While the U.S. government should use all available means to acquire these additional observations from independent sources beyond its own, not all of these observations need to be purchased. The U.S. government can be one of several customers of commercial space surveillance and tracking, SST, and should acquire other data as part of the agreement to provide authorization and continuing supervision of all space activities conducted by the nonstate actors it licenses. This legal leverage is codified in the Outer Space Treaty of 1967, specifically the description of national responsibilities in Article VI.
Also, many satellites have onboard GPS receivers to calculate position and velocity, and onboard computers to assess operational health. This information is embedded in the telemetry, tracking and command data, or TT&C, that’s sent to the ground. However, owners and operators are not required by law to install GPS receivers or health software, or to share that information if they do have those things onboard. They should be required to do so if they expect their national governments to authorize them to operate in space. Once that oversight is fixed, this data could be combined and fused with the U.S. government’s own sensor data to achieve a much more accurate and precise state of knowledge of, at least, the actively controlled satellites or ASOs. Obviously, debris do not transmit their location or anything else by definition, so the U.S. government could acquire independent data from partners via agreements and purchases from those companies that wish to make this part of their business models.
Here in the U.S., Space Policy Directive-3 provides clear direction for the Department of Commerce’s Office of Space Commerce to lead the space traffic management enterprise by taking responsibility for the free and “publicly releasable portion of the DoD catalog and for administering an open architecture data repository.” This architecture must meet operational standards for accuracy, timeliness, validity, consistency and completeness, among other requirements, but achieving that will require ingesting, combining and fusing multisource heterogeneous data. Such an approach would make space more transparent and predictable and add up to a body of evidence that would empower governments to hold satellite operators legally accountable for their behaviors in space.

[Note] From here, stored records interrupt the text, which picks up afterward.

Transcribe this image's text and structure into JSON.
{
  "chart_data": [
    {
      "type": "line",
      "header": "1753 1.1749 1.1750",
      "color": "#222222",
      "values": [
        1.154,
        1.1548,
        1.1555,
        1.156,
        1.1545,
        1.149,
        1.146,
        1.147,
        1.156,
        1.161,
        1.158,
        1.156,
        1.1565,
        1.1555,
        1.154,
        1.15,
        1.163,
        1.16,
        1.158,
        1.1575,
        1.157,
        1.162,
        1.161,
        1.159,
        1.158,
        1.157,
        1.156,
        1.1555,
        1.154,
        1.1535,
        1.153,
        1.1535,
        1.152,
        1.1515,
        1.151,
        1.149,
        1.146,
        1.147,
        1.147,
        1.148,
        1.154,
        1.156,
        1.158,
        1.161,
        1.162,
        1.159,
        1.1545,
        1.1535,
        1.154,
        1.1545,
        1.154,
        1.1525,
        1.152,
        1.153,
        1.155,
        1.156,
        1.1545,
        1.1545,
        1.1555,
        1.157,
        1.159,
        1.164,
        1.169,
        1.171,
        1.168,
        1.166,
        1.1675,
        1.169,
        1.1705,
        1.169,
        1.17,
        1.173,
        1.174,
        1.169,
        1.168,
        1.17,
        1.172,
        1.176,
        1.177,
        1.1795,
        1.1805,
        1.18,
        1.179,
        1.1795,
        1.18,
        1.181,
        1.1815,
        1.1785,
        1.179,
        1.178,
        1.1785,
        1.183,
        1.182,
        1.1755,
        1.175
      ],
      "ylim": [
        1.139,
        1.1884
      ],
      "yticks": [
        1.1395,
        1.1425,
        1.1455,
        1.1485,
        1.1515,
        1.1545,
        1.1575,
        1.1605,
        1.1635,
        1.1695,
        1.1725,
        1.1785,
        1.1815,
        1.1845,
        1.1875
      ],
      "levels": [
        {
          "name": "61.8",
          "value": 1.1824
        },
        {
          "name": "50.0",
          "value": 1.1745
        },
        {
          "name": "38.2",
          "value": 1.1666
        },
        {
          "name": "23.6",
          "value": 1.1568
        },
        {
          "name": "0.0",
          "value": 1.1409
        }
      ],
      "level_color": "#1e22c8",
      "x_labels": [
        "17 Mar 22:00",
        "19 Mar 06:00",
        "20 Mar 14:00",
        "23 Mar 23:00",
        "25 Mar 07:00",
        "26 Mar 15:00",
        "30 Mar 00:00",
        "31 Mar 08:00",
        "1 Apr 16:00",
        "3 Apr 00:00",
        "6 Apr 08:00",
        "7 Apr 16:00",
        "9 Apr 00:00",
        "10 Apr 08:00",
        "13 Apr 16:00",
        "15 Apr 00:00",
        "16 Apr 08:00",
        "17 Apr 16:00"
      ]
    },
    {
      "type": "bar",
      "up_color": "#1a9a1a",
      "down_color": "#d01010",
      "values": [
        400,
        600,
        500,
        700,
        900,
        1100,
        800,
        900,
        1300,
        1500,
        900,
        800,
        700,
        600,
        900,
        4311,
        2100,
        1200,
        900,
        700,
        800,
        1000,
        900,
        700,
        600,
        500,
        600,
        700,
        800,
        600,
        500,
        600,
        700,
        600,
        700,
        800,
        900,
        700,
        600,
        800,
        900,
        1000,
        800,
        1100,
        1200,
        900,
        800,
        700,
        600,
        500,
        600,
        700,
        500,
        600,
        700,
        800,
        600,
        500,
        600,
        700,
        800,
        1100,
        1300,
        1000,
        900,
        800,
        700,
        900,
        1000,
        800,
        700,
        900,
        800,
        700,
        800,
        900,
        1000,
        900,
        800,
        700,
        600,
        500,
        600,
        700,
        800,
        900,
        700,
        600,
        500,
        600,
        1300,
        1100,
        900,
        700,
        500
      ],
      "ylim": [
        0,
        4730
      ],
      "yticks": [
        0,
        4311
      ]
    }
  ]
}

To be sure, creating such a powerful repository will be a herculean task, but humanity faces an impending tragedy of the orbital commons unless governments recognize that space is a finite resource and therefore step up to their responsibilities for ensuring all of us can use space freely without hindrance in perpetuity. There are many companies that are proposing to do all of this for or instead of governments for the right amount of money. Doing that would be preposterous, given that governments, not companies, have all the legal responsibilities in space, including liability for any damages or harmful interference resulting from objects launched to, in, and from outer space. These companies should be encouraged to make a business of providing advanced commercial orbital safety services and products that go beyond the government services, which could include near-real-time orbital maneuver support or the like.
Per Section 3 of Space Policy Directive-3, the U.S. government must provide basic space traffic management services “free of direct user fees,” and the Commerce Department’s Open Architecture Data Repository needs to be accurate and precise enough to keep people from crashing their satellites into each other or being hit by debris.